Ермаков, не отрывая взгляд от экрана, проговорил:
- Вы заметили две вспышки на горизонте?
- З-заметил, конечно. Но...
- Не волнуйтесь, Алексей Петрович. Оснований для беспокойства пока нет. Пока. Во всяком случае, Михаил Антонович жив и... здоров, разумеется. Значит, планетолет в порядке. - Ермаков опять оглянулся на геологов, понизил голос. - Я засек направление на вспышки... Одним словом, вот что... - Он осторожно остановил транспортер, снял руки с пульта и вытащил из стола сложенный вчетверо лист плотной бумаги. Бережно развернул ее. - Смотрите...
Это была карта исследованной области. Быков разглядел почти правильное кольцо огромного болота, грязевого кратера, и крестик внутри его - место посадки "Хиуса". Путь "Мальчика" через пустыню и гряду скал к ракетодрому "Голконда-1" был нанесен четким пунктиром. Резко бросалось в глаза чернильно-черное пятно Голконды, окаймленное бледно-серым поясом Дымного моря.
Ермаков указал кончиком карандаша на маленький красный кружок юго-восточнее болота:
- Вот эта точка. Вы видите, это в стороне от болота... Именно отсюда были выпущены ракеты, если, конечно, это были ракеты. Точность определения - пять-семь километров.
- Но как и почему мог перескочить туда "Хиус"?
- Я не говорил, что это "Хиус". Но...
- Что?
Ермаков ссутулился и погладил больную ногу.
- Вот что, Быков. Сейчас мы идем к месту посадки "Хиуса". К болоту. Ракеты могли быть выпущены какой-нибудь экспедицией, знающей, что мы где-то в этом районе. Возможно, это просто автоуправляемая ракета-грузовик с продовольствием. Или там вообще ничего нет. Мы могли видеть атмосферные вспышки... Однако они странно совпадают с нашим условным сигналом. Во всяком случае, Алексей Петрович, все может случиться.

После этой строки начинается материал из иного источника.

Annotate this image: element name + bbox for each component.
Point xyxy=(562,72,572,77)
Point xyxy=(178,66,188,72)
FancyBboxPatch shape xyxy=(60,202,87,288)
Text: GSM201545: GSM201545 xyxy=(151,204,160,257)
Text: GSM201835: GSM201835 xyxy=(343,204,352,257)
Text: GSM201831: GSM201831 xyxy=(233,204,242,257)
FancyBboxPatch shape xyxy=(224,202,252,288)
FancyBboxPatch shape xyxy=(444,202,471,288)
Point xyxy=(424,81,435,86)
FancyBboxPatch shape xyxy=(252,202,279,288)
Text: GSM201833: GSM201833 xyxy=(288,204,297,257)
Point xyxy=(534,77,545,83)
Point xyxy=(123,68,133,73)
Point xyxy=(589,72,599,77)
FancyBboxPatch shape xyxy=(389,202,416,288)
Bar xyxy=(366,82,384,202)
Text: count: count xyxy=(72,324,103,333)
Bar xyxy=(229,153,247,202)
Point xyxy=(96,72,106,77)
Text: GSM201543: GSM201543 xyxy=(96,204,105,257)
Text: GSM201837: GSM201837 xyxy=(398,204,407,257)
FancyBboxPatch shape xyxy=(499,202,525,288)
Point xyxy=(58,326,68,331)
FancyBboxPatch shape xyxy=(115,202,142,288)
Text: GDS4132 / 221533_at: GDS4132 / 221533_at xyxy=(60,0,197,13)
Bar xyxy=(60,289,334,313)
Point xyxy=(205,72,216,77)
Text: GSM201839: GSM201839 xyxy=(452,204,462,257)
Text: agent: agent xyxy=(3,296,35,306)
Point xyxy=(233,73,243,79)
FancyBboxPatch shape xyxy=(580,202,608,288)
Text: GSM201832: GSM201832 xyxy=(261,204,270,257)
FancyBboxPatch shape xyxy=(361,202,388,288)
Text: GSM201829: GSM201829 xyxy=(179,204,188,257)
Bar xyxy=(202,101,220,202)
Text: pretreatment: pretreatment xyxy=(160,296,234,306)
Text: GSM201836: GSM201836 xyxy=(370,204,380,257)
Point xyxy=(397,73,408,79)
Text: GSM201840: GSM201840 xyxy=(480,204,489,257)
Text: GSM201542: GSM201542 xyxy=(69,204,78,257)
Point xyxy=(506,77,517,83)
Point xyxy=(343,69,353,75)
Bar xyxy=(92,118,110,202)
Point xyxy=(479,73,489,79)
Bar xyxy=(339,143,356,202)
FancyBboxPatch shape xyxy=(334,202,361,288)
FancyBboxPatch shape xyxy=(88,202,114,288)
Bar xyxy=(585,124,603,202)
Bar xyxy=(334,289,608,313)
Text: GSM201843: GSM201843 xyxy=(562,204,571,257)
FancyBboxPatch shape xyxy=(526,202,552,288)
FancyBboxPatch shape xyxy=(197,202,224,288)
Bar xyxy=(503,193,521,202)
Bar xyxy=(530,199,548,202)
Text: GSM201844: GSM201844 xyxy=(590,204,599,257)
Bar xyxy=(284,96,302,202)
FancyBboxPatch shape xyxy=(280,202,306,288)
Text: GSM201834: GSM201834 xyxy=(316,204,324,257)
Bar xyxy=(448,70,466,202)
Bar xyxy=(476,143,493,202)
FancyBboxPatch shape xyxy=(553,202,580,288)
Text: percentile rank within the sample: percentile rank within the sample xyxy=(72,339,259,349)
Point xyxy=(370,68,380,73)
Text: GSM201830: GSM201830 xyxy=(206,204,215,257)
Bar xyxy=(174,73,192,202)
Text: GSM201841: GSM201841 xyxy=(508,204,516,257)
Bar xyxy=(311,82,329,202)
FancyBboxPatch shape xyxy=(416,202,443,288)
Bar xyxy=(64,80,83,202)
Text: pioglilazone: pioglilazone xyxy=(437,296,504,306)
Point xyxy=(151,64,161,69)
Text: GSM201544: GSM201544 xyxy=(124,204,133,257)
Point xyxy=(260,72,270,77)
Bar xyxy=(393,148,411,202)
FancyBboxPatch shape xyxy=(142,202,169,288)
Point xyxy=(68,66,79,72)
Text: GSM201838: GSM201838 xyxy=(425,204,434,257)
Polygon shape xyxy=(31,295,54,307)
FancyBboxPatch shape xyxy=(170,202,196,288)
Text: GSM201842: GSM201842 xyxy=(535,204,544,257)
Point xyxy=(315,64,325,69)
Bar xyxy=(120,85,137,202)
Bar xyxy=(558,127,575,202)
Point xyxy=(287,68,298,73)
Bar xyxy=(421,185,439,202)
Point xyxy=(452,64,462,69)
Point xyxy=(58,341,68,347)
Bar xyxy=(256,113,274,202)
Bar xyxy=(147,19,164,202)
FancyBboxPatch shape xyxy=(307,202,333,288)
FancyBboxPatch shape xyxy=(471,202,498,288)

- Ровно в двадцать ноль-ноль? - спросил Быков.
- В двадцать двенадцать, - холодно уточнил Ермаков.
- А Михаил должен был в случае... должен был сигнализировать ровно в двадцать?
- Да.
Быков отчетливо ощутил в груди холодок нехорошего предчувствия.
Ермаков наклонился к уху Быкова. На мгновение его глаза засветились в сумраке кабины, как у кошки.
- Так или иначе, одну карту я отдаю вам. Спрячьте и держите при себе. Все время держите при себе. Вторая останется у меня, я кладу ее вот сюда, в столик. Геологам говорить ничего не надо. Очень может быть - все это ложная тревога.
- Та-ак. Понятно. А не двинуть ли нам прямо туда? - глядя прямо в глаза Ермакову, предложил Быков. - Если это люди, зря сигналы подавать они не станут.
- Да. Верно. Но сначала мы пойдем к "Хиусу". А дальше - посмотрим.
Быков сложил карту, сунул ее во внутренний карман.
- Ясно. От Михаила, значит, ничего?
- Ничего, Алексей Петрович. Сейчас я подремлю немного и попытаюсь еще раз. Держите курс на проход в скалах, возвращаемся прежним путем. Идите прямо по карте.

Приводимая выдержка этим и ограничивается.